Adapted from an activity by Eleanora and Joao Paulo Castano Ferreira

Is problem-posing good for educators? Our working conditions as educators are a crucial part of the context in which we are trying to do popular education, influencing everything from the materials we use today to our long term goals. This activity, which I learned while teaching at the ILGWU Worker-Family Education Program, helps educators look at our own work as work, using our own experiences and issues as material for problem-posing.

Educators create a mural or large drawing that shows the problems they have as worker educators (as workers) in a particular context or program, then use the murals to get to know each other better and begin to identify common issues and goals.

Big paper and markers, can also do this as a collage, in which case you need lots of magazines and enough scissors and rubber cement. You also need enough table, wall or floor space for people the mural.

Number of people:
At least six or so -- enough to generate some complexity in the mural.

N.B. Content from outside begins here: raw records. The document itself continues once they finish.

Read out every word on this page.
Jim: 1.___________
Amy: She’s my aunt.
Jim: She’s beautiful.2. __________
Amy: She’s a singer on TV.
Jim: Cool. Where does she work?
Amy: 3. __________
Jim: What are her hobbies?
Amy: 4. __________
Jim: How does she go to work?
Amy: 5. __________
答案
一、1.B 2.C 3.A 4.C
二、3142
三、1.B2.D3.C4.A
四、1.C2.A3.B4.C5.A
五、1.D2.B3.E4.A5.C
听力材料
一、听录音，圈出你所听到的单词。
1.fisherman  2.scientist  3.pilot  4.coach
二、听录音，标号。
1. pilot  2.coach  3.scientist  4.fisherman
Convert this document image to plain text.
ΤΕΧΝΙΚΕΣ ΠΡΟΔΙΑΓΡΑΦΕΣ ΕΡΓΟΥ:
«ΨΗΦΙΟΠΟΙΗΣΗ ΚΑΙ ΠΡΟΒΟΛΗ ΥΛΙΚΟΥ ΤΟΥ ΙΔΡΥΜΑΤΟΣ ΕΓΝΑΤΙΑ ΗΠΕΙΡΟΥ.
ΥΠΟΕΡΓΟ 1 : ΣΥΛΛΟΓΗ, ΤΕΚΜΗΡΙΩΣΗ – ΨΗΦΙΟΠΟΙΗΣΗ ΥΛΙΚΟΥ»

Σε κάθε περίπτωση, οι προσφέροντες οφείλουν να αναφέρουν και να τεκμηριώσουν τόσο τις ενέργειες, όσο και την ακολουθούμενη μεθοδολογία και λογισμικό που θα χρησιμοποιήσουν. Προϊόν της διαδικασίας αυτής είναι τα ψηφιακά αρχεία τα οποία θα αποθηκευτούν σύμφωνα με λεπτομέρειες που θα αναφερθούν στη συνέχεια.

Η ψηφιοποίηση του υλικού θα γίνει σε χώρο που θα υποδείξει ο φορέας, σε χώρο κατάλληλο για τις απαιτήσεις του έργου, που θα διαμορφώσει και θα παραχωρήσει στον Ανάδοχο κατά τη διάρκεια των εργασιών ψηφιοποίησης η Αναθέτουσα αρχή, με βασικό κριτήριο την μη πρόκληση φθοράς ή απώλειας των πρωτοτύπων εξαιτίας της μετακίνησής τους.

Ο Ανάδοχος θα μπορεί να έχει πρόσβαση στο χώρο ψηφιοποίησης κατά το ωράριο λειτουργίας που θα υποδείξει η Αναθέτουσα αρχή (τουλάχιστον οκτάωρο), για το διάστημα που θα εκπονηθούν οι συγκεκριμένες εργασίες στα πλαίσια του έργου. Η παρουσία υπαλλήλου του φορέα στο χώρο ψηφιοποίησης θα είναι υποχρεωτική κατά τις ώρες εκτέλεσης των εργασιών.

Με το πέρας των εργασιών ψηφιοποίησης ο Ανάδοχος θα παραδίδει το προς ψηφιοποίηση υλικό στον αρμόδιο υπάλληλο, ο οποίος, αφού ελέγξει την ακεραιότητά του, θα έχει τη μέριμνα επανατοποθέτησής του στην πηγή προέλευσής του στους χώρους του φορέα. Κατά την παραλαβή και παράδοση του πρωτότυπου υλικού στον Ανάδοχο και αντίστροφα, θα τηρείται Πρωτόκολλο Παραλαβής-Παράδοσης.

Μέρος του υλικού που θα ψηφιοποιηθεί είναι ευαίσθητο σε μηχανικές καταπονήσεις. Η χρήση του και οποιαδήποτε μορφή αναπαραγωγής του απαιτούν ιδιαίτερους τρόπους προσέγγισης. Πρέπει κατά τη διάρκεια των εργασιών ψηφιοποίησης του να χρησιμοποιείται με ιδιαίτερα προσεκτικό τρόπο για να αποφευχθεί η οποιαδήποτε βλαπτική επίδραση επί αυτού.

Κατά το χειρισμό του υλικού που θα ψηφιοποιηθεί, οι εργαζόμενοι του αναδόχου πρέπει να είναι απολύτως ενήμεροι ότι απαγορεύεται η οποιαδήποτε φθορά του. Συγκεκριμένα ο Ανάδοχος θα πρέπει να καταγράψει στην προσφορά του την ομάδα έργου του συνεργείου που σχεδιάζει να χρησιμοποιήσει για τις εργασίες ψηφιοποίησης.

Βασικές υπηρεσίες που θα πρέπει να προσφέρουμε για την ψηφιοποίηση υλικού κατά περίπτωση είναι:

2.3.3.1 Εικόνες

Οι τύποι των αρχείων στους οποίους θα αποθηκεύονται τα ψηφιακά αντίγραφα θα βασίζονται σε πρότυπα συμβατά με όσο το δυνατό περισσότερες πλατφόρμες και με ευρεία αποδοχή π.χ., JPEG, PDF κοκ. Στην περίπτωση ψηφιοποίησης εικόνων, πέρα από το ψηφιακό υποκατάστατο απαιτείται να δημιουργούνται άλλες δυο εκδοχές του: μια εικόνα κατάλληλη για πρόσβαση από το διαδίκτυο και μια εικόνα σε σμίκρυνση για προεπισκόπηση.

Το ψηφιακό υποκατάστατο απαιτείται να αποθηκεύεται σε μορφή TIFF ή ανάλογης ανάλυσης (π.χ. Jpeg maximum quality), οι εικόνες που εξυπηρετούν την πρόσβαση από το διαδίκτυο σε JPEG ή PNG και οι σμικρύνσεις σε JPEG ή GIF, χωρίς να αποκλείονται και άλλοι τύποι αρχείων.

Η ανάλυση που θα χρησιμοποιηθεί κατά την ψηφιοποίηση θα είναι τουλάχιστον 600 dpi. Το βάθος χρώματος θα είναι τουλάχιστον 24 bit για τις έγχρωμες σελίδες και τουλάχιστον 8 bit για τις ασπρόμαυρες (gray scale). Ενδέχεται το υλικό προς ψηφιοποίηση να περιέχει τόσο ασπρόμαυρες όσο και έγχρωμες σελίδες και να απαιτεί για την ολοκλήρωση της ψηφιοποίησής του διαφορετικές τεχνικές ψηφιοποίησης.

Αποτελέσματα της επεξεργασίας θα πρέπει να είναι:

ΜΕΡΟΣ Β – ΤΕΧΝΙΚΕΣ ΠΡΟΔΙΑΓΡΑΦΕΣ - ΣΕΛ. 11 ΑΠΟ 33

One hour, depending on where the discussion goes.


  • Explain and motivate
  • Note: some people are anxious about having to draw, so stress that the bar is low -- anyone can draw, model how to do this, using stick figures or other very simple images.
  • Make sure people have the space, markers and a clear idea of the task and the time available
  • Draw, facilitator circulates, observing both the drawings and how the mural emerges -- what is the process? Is there a point where the mural comes together? Or does it remain a collection of individual drawings?
  • When the time is up, ask people to study the mural, looking at each part, then debrief:
    • What do you see? What stands out? What questions do you have about drawings you see? What would you like to have explained? When a particular person's drawing becomes the subject of discussion, take the time to have that person explain their whole drawing.
  • When the conversation is done, ask the participants to think of a title and caption for the mural -- how can we summarize the contents?
  • Save or record the mural for future use.

Watch for:
Because this activity may raise sensitive issues -- you are asking workers about their working conditions and the problems they face -- be aware of the surroundings and how the documents produced may be used. Is there a manager in the room? Are participants secure that what they say will remain confidential? Is there agreement about what to do with the mural and any notes that are produced?

You can cut up the paper into shapes that can be assembled like a big puzzle. Give each participant a piece on which to draw, then ask them to put their pieces together.

This is a practice what you preach activity and for me and my fellow employees of the Consortium for Worker Education (CWE) it was very fruitful. It turned out to be one of the first steps towards our ultimately successful union organizing drive for CWE teachers and paraprofessionals, and the beginning of an interesting and difficult struggle over the terms of popular education which pitted us against our managers, even those who embraced popular education. (But that's another story.) It is also very helpful to experience techniques as a participant, not just a facilitator.